= Joseph Wagstaffe =

Royalist officer in the English Civil War

Sir Joseph Wagstaffe (1611? – 1666/67) was a Royalist officer during the English Civil War and one of the leaders in the Penruddock uprising of 1655.

==Origins and birth==
Wagstaffe, born about 1611, was probably the seventh and youngest son of Richard Wagstaffe of Harbury in Warwickshire, by his wife Anne, daughter of John Hanslap of Stoneythorpe in the same county. If so, he is probably to be identified with the "Josephus Wagstaf", son of Richard, who was christened at Harbury on 13 August 1611.

==Military career==
Wagstaffe was a soldier of fortune, and at the beginning of 1642 was major in an Irish regiment in the service of France. In June 1642 he became lieutenant-colonel in the army destined by the parliament for the recovery of Ireland, and in the following autumn held the same rank in Hampden's regiment of foot in the Earl of Essex's army. Taken prisoner by the royalists in January 1643, he changed sides and accepted a commission to raise a regiment for the king. This made Wagstaffe one of the only officers from either side to switch allegiances during the war.
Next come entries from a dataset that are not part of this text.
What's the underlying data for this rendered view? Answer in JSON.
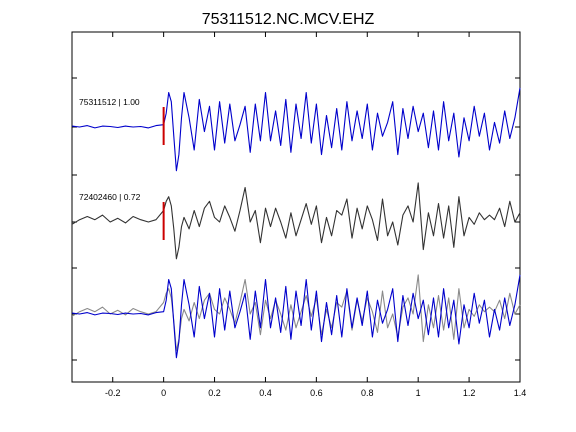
{
  "chart_data": {
    "type": "line",
    "title": "75311512.NC.MCV.EHZ",
    "xlabel": "",
    "ylabel": "",
    "xlim": [
      -0.36,
      1.4
    ],
    "x_ticks": [
      -0.2,
      0,
      0.2,
      0.4,
      0.6,
      0.8,
      1,
      1.2,
      1.4
    ],
    "x_tick_labels": [
      "-0.2",
      "0",
      "0.2",
      "0.4",
      "0.6",
      "0.8",
      "1",
      "1.2",
      "1.4"
    ],
    "grid": false,
    "pick_time": 0,
    "colors": {
      "master": "#0000cc",
      "match": "#333333",
      "overlay": "#8a8a8a",
      "pick": "#cc0000",
      "axis": "#000000"
    },
    "series": [
      {
        "label": "75311512 | 1.00",
        "color": "#0000cc",
        "panel": 1,
        "x": [
          -0.36,
          -0.33,
          -0.3,
          -0.27,
          -0.24,
          -0.21,
          -0.18,
          -0.15,
          -0.12,
          -0.09,
          -0.06,
          -0.03,
          0,
          0.01,
          0.02,
          0.03,
          0.04,
          0.05,
          0.06,
          0.07,
          0.08,
          0.1,
          0.12,
          0.14,
          0.16,
          0.18,
          0.2,
          0.22,
          0.24,
          0.26,
          0.28,
          0.3,
          0.32,
          0.34,
          0.36,
          0.38,
          0.4,
          0.42,
          0.44,
          0.46,
          0.48,
          0.5,
          0.52,
          0.54,
          0.56,
          0.58,
          0.6,
          0.62,
          0.64,
          0.66,
          0.68,
          0.7,
          0.72,
          0.74,
          0.76,
          0.78,
          0.8,
          0.82,
          0.84,
          0.86,
          0.88,
          0.9,
          0.92,
          0.94,
          0.96,
          0.98,
          1,
          1.02,
          1.04,
          1.06,
          1.08,
          1.1,
          1.12,
          1.14,
          1.16,
          1.18,
          1.2,
          1.22,
          1.24,
          1.26,
          1.28,
          1.3,
          1.32,
          1.34,
          1.36,
          1.38,
          1.4
        ],
        "values": [
          0.02,
          0.0,
          0.03,
          -0.02,
          0.02,
          0.01,
          -0.01,
          0.02,
          0.0,
          0.01,
          -0.02,
          0.03,
          0.05,
          0.3,
          0.75,
          0.55,
          -0.2,
          -0.95,
          -0.6,
          0.2,
          0.75,
          0.2,
          -0.5,
          0.6,
          -0.1,
          0.45,
          -0.5,
          0.55,
          -0.35,
          0.5,
          -0.3,
          0.05,
          0.45,
          -0.55,
          0.5,
          -0.3,
          0.75,
          -0.3,
          0.35,
          -0.4,
          0.6,
          -0.55,
          0.5,
          -0.25,
          0.75,
          -0.35,
          0.5,
          -0.6,
          0.25,
          -0.45,
          0.4,
          -0.5,
          0.55,
          -0.3,
          0.35,
          -0.25,
          0.5,
          -0.5,
          0.3,
          -0.2,
          0.1,
          0.55,
          -0.6,
          0.4,
          -0.25,
          0.45,
          -0.1,
          0.3,
          -0.45,
          0.35,
          -0.5,
          0.55,
          -0.3,
          0.3,
          -0.65,
          0.2,
          -0.3,
          0.45,
          -0.2,
          0.3,
          -0.5,
          0.1,
          -0.35,
          0.35,
          -0.25,
          0.2,
          0.85
        ]
      },
      {
        "label": "72402460 | 0.72",
        "color": "#333333",
        "panel": 2,
        "x": [
          -0.36,
          -0.33,
          -0.3,
          -0.27,
          -0.24,
          -0.21,
          -0.18,
          -0.15,
          -0.12,
          -0.09,
          -0.06,
          -0.03,
          0,
          0.01,
          0.02,
          0.03,
          0.04,
          0.05,
          0.06,
          0.07,
          0.08,
          0.1,
          0.12,
          0.14,
          0.16,
          0.18,
          0.2,
          0.22,
          0.24,
          0.26,
          0.28,
          0.3,
          0.32,
          0.34,
          0.36,
          0.38,
          0.4,
          0.42,
          0.44,
          0.46,
          0.48,
          0.5,
          0.52,
          0.54,
          0.56,
          0.58,
          0.6,
          0.62,
          0.64,
          0.66,
          0.68,
          0.7,
          0.72,
          0.74,
          0.76,
          0.78,
          0.8,
          0.82,
          0.84,
          0.86,
          0.88,
          0.9,
          0.92,
          0.94,
          0.96,
          0.98,
          1,
          1.02,
          1.04,
          1.06,
          1.08,
          1.1,
          1.12,
          1.14,
          1.16,
          1.18,
          1.2,
          1.22,
          1.24,
          1.26,
          1.28,
          1.3,
          1.32,
          1.34,
          1.36,
          1.38,
          1.4
        ],
        "values": [
          -0.05,
          0.05,
          0.12,
          0.05,
          0.15,
          0.0,
          0.08,
          -0.02,
          0.12,
          0.05,
          0.0,
          0.05,
          0.25,
          0.45,
          0.55,
          0.35,
          -0.15,
          -0.8,
          -0.55,
          -0.1,
          0.1,
          -0.15,
          0.25,
          -0.1,
          0.3,
          0.45,
          0.1,
          0.0,
          0.35,
          0.1,
          -0.2,
          0.25,
          0.75,
          0.0,
          0.25,
          -0.45,
          0.3,
          -0.1,
          0.3,
          0.0,
          -0.35,
          0.2,
          -0.3,
          0.05,
          0.4,
          -0.05,
          0.35,
          -0.45,
          0.1,
          -0.3,
          0.25,
          0.15,
          0.5,
          -0.35,
          0.3,
          -0.15,
          0.35,
          0.05,
          -0.4,
          0.5,
          -0.3,
          0.0,
          -0.5,
          0.15,
          0.35,
          0.0,
          0.85,
          -0.6,
          0.2,
          -0.3,
          0.4,
          -0.35,
          0.35,
          -0.55,
          0.55,
          -0.3,
          0.1,
          -0.05,
          0.2,
          0.05,
          0.15,
          0.05,
          0.3,
          -0.1,
          0.45,
          0.0,
          0.2
        ]
      }
    ]
  }
}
Subsequently, he was major-general of foot under Prince Maurice in the west of England, was knighted at Crediton on 27 July 1644, and distinguished himself by his soldierly retreat in the disastrous Battle of Langport.

==Penruddock uprising==
In 1655, the western royalists asked for Wagstaffe to be their leader in their intended rising against Cromwell, he being well known to them and generally beloved. Clarendon characterises him as fitted 'rather for execution than counsel, a stout man who looked not far before him, yet he had a great companionableness in his nature, which exceedingly prevailed with those who in the intermission of fighting loved to spend their time in jollity and mirth.' With about two hundred Wiltshire royalists Wagstaffe entered Salisbury early on 12 March 1655, and proclaimed Charles II. The judges on circuit and sheriff were seized in their beds, and Wagstaffe thought of hanging them as a seasonable example, but was prevented by the opposition of Colonel Penruddock and the country gentlemen. Leaving Salisbury with about four hundred men, the royalists marched into Dorset, but gained few recruits on their way. When they entered Somerset their numbers began to diminish, and the few who remained were taken or dispersed by Captain Unton Croke at South Molton on the night of 14 March. Wagstaffe is said to have escaped by leaping his horse over the north wall of the churchyard and a gate in the wall is now known as "The Wagstaffe Gate".

==Later life==
Wagstaffe himself evaded all the searches subsequently made after him, and was back in Holland by July. He survived the Restoration, petitioned for the reversion of an office [which he did not obtain], and received a small grant of some of the late king's goods in 1662.